The first and last books had no antagonist, as they were written that way. It is interesting that the antagonist in Searching for the Best is not a person at all: it is death, and the grief that follows it. It was exciting to use something different than a person to cause the story to move along and see the protagonist win out!
What is the inciting incident of What Can (Might) Doodles Do?
As I said, in Searching, the death of Penny’s father happens before the book begins, so that would be the inciting incident.
However, there is another that further guides the story along, and that’s when Penny is ‘forced’ to take home a mangy dog named Rue from the shelter, against her desires and wishes. She wants the best dog but has to settle for what she claims is the worst one.
What is the main conflict of What Can (Might) Doodles Do?
Going back to the Doodle book, the main conflict is there are ways Doodles can (and should) behave…and then there’s the reality of how they MIGHT behave in that same situation. The disparity is quite dramatic at times! The main conflict in Searching is that in so wanting the best all the time, Penny could not see the good that’s right before her, perhaps until it is too late. The main conflict in A Lens View is Dax’s struggle to understand how his father’s new family impacts his family tree with his ‘old’ family.
Did you plot What Can (Might) Doodles Do? in advance, or fly by the seat of your pants and write freely?
As I previously stated, these books are floating in my head for months before the fingers ever hit the keys.
Did you get support with editing, and how much editing did What Can (Might) Doodles Do? need?
I am pretty comfortable editing my own work, as I have served as an editor for textbooks and other documents. I was so proud of my work on A Lens View, sure I had edited it perfectly.

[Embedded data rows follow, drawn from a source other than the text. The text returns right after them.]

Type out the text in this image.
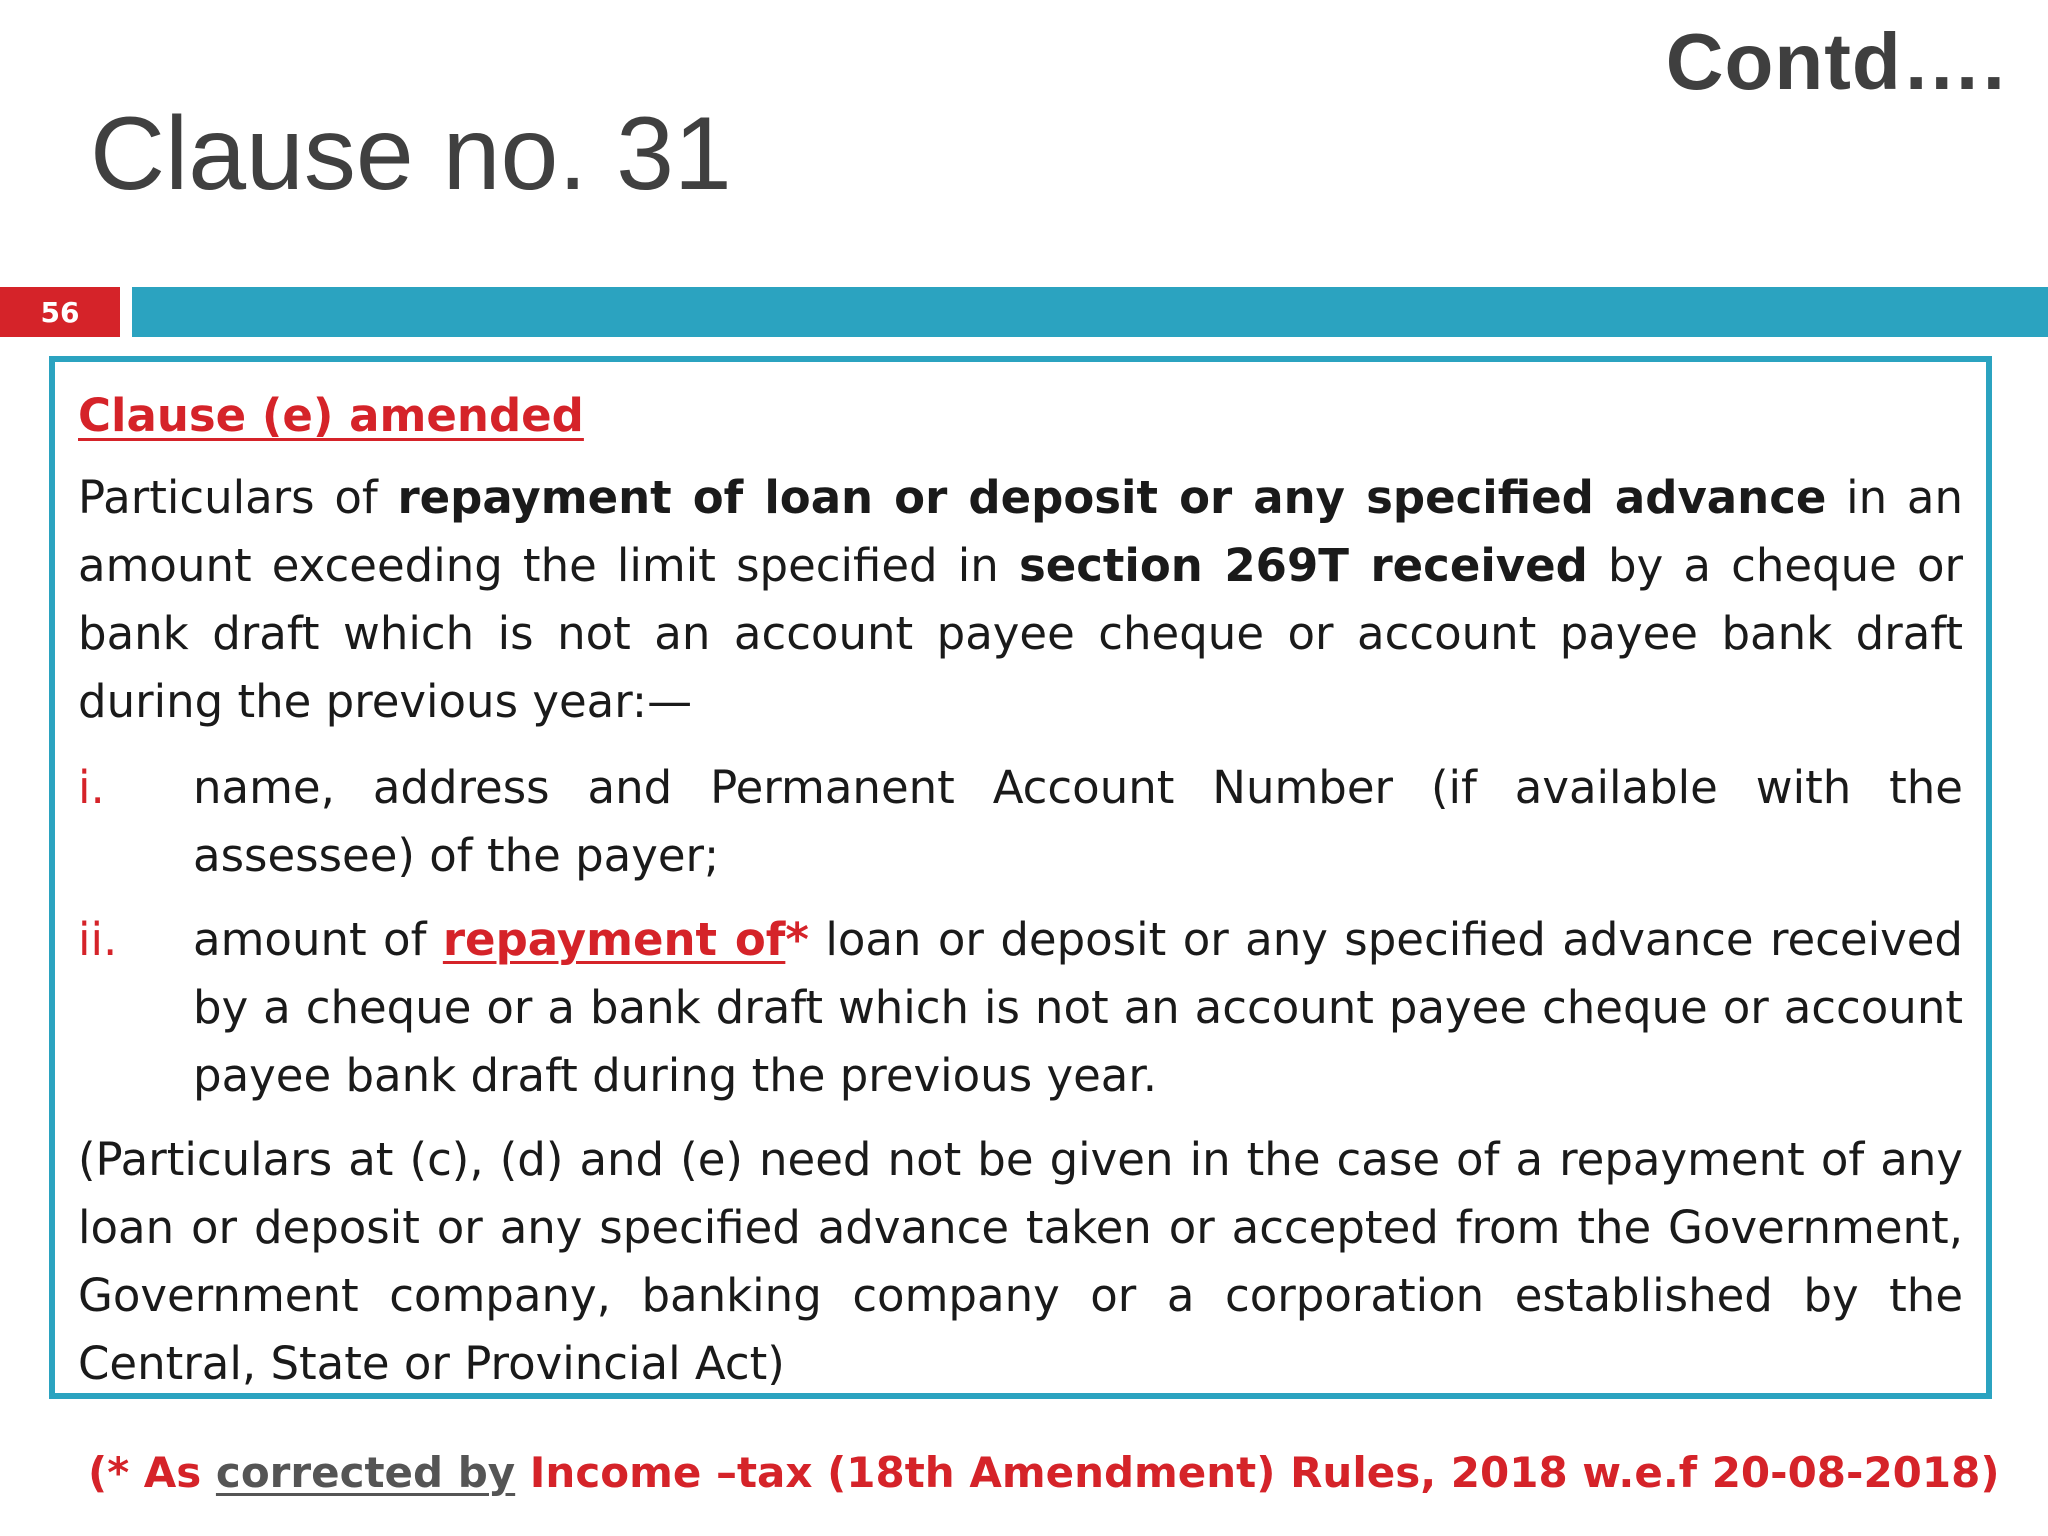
Contd….
Clause no. 31
56

Clause (e) amended

Particulars of repayment of loan or deposit or any specified advance in an amount exceeding the limit specified in section 269T received by a cheque or bank draft which is not an account payee cheque or account payee bank draft during the previous year:—

i.	name, address and Permanent Account Number (if available with the assessee) of the payer;
ii.	amount of repayment of* loan or deposit or any specified advance received by a cheque or a bank draft which is not an account payee cheque or account payee bank draft during the previous year.

(Particulars at (c), (d) and (e) need not be given in the case of a repayment of any loan or deposit or any specified advance taken or accepted from the Government, Government company, banking company or a corporation established by the Central, State or Provincial Act)

(* As corrected by Income –tax (18th Amendment) Rules, 2018 w.e.f 20-08-2018)
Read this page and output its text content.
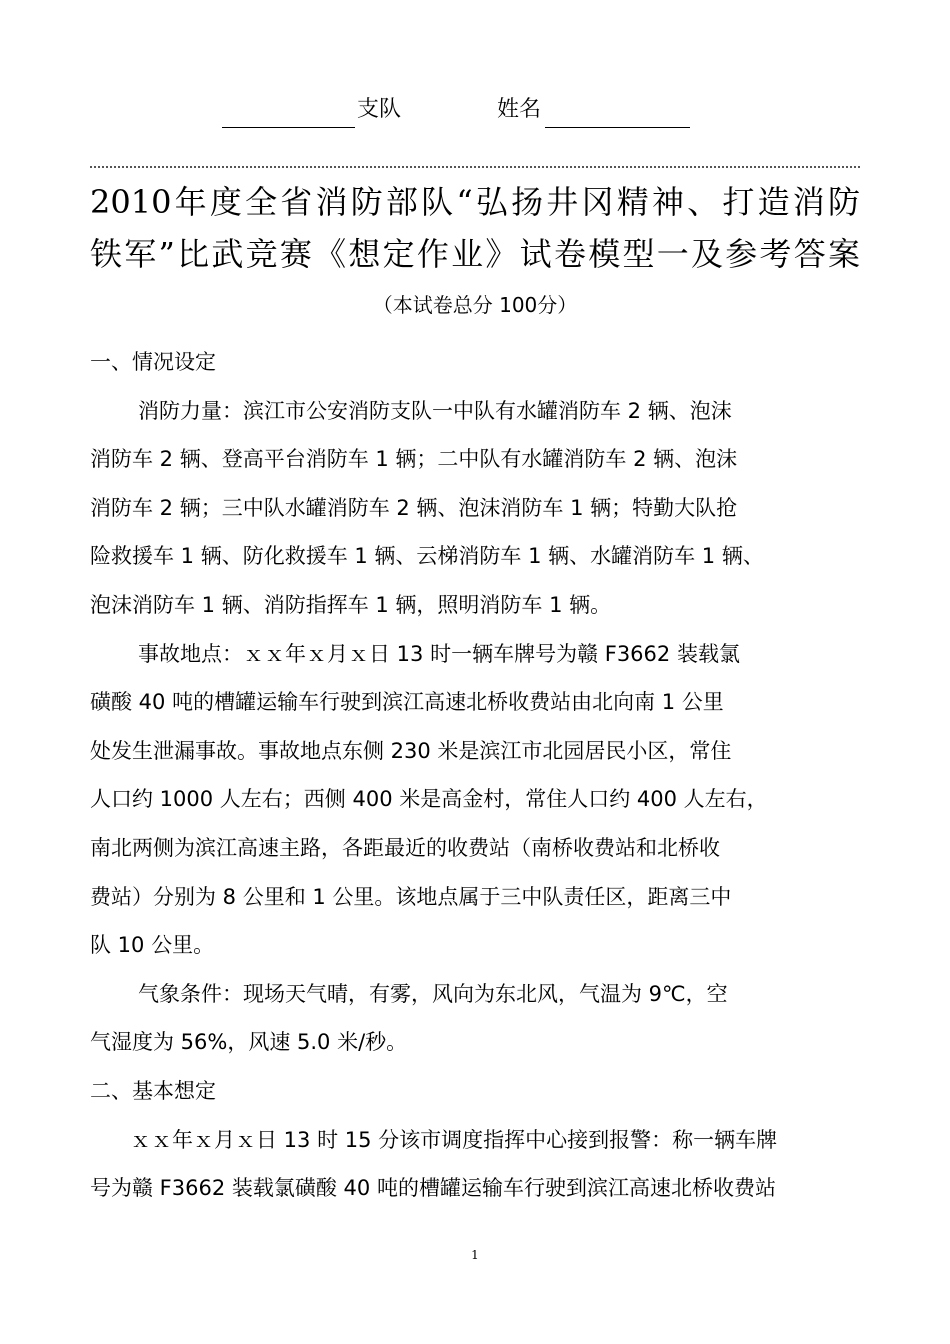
支队	姓名
2010年度全省消防部队“弘扬井冈精神、打造消防
铁军”比武竞赛《想定作业》试卷模型一及参考答案
（本试卷总分 100分）

一、情况设定

消防力量：滨江市公安消防支队一中队有水罐消防车 2 辆、泡沫

消防车 2 辆、登高平台消防车 1 辆；二中队有水罐消防车 2 辆、泡沫

消防车 2 辆；三中队水罐消防车 2 辆、泡沫消防车 1 辆；特勤大队抢

险救援车 1 辆、防化救援车 1 辆、云梯消防车 1 辆、水罐消防车 1 辆、

泡沫消防车 1 辆、消防指挥车 1 辆，照明消防车 1 辆。

事故地点：ｘｘ年ｘ月ｘ日 13 时一辆车牌号为赣 F3662 装载氯

磺酸 40 吨的槽罐运输车行驶到滨江高速北桥收费站由北向南 1 公里

处发生泄漏事故。事故地点东侧 230 米是滨江市北园居民小区，常住

人口约 1000 人左右；西侧 400 米是高金村，常住人口约 400 人左右，

南北两侧为滨江高速主路，各距最近的收费站（南桥收费站和北桥收

费站）分别为 8 公里和 1 公里。该地点属于三中队责任区，距离三中

队 10 公里。

气象条件：现场天气晴，有雾，风向为东北风，气温为 9℃，空

气湿度为 56%，风速 5.0 米/秒。

二、基本想定

ｘｘ年ｘ月ｘ日 13 时 15 分该市调度指挥中心接到报警：称一辆车牌

号为赣 F3662 装载氯磺酸 40 吨的槽罐运输车行驶到滨江高速北桥收费站

1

That is, until Brynn, my second born granddaughter thumbed through a few pages of the printed copy and immediately informed me of several errors. That prompted me to invest in an online editing program for the next two. I used it for grammar and spelling, not content.
What is the first piece of writing advice you would give to anyone inspired to write a story?
First piece of advice would be – know yourself as a writer. By doing that you will set reasonable, achievable expectations and timelines for yourself. So many writers float on clouds of excitement, but then second and third guess themselves on every page because they don’t really know themselves in the craft. Therefore, they get “writer’s block” and sometimes never produce their work. Perseverance is a huge strength for anyone who writes.
Can you give me a hint about any further books you’re planning to write?
Sure. The second Lens View will see some incredible photographs of ‘scary things’, according to some children, but they are shown that sometimes what we think as scary can actually be quite helpful – and even beautiful! Searching has an actual epilogue, which leads Penny and her friends into an upcoming mystery surrounding a missing classmate. One class of fourth graders, who heard this one read aloud, insisted on a continuation!
There are no real plans for a Doodle follow-up. It, like Maeve, is one of a kind. On a separate note, I am also musing on an education book, but that is in the more distant future. It will be released independently however, since Sonburst books are primarily for children and are meant to be read aloud.
And, finally, are your proud of your accomplishment? Was it worth the effort?
Being an indie author is so rewarding. Expensive – but rewarding. I consider writing as an art, and as the artist I get to paint the story and characters the exact way I want. So yes, I am proud of my efforts and hard work. What makes me prouder is the feedback I receive from students. They like the stories. They want more of them.
Following a recent read-aloud of the Doodle book in a second-grade class, a mother emailed that her son came home from school that night – a Friday night no less – and spent the night making his own book of their family dog. That, to me, is worth any effort I put into the book. If all of us could touch at least one child in that way, imagine the wave of positiveness we could create!